Genetic and Epigenetic Mechanisms That Maintain Hematopoietic Stem Cell Function

Center for Molecular Biomedicine (CMB), Department of Biochemistry, Friedrich-Schiller-University Jena, Hans-Knöll-Straße 2, 07745 Jena, Germany

Received 1 July 2015; Revised 3 September 2015; Accepted 9 September 2015

Academic Editor: Kevin D. Bunting

Copyright © 2016 Christian Kosan and Maren Godmann. This is an open access article distributed under the Creative Commons Attribution License, which permits unrestricted use, distribution, and reproduction in any medium, provided the original work is properly cited.

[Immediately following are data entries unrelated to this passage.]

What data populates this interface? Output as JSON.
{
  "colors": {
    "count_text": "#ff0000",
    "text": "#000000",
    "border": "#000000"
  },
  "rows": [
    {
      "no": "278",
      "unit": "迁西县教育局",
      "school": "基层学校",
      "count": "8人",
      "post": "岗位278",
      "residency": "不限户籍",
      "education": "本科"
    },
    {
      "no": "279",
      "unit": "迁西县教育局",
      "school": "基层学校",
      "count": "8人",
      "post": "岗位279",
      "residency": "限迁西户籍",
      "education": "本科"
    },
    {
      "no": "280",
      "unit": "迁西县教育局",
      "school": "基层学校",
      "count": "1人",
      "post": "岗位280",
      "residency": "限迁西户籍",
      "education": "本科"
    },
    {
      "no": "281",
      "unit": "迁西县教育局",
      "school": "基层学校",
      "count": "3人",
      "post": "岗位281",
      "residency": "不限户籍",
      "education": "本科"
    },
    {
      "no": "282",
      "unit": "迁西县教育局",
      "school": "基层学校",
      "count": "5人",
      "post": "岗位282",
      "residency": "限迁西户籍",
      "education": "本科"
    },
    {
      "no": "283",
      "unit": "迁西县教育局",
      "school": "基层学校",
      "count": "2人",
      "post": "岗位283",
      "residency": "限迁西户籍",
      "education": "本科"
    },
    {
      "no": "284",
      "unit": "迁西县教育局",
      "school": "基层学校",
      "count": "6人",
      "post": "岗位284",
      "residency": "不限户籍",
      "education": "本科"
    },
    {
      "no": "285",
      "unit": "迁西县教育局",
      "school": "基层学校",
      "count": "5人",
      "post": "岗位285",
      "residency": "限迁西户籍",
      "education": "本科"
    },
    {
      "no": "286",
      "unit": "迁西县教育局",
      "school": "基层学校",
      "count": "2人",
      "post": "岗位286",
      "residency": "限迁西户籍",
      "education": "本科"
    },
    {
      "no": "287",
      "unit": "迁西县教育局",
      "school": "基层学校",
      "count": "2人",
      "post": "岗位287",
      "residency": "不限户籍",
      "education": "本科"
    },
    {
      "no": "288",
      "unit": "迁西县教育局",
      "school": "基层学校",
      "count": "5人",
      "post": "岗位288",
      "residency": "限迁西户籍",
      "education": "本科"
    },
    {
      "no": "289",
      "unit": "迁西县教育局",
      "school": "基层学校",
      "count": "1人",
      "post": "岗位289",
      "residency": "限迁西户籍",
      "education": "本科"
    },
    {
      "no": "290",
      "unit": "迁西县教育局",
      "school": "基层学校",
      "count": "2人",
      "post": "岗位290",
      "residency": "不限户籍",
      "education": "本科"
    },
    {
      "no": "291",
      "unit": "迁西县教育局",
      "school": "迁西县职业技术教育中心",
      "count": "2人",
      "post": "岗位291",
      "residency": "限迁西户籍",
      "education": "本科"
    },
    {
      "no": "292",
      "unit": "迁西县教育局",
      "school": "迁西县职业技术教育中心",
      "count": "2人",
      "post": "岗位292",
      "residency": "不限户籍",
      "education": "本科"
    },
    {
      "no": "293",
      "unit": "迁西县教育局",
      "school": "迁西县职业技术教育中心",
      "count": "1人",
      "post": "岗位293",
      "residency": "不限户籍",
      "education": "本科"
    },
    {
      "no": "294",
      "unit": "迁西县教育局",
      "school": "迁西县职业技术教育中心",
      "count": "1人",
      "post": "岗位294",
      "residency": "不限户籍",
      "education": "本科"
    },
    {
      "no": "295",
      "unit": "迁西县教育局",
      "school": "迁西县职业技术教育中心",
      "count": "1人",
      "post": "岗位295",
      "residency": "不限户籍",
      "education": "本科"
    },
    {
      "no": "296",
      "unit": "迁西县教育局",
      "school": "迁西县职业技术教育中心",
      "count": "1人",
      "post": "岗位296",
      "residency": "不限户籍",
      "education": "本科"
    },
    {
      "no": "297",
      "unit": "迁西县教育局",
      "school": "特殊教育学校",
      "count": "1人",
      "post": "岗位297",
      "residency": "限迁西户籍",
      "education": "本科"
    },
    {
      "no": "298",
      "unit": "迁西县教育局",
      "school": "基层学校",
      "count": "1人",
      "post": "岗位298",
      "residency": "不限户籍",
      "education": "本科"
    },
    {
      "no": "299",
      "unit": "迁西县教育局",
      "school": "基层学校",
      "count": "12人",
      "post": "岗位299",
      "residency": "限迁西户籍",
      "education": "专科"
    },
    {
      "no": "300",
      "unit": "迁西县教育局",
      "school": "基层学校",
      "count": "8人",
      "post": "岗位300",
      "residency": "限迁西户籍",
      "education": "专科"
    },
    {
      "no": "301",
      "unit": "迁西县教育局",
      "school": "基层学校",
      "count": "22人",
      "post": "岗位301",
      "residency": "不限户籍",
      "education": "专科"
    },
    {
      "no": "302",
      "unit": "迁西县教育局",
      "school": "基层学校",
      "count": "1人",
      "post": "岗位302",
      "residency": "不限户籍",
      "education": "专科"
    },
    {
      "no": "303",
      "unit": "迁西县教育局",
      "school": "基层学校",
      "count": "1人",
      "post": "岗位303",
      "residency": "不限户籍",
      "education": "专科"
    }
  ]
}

All hematopoiesis cells develop from multipotent progenitor cells. Hematopoietic stem cells (HSC) have the ability to develop into all blood lineages but also maintain their stemness. Different molecular mechanisms have been identified that are crucial for regulating quiescence and self-renewal to maintain the stem cell pool and for inducing proliferation and lineage differentiation. The stem cell niche provides the microenvironment to keep HSC in a quiescent state. Furthermore, several transcription factors and epigenetic modifiers are involved in this process. These create modifications that regulate the cell fate in a more or less reversible and dynamic way and contribute to HSC homeostasis. In addition, HSC respond in a unique way to DNA damage. These mechanisms also contribute to the regulation of HSC function and are essential to ensure viability after DNA damage. How HSC maintain their quiescent stage during the entire life is still matter of ongoing research. Here we will focus on the molecular mechanisms that regulate HSC function.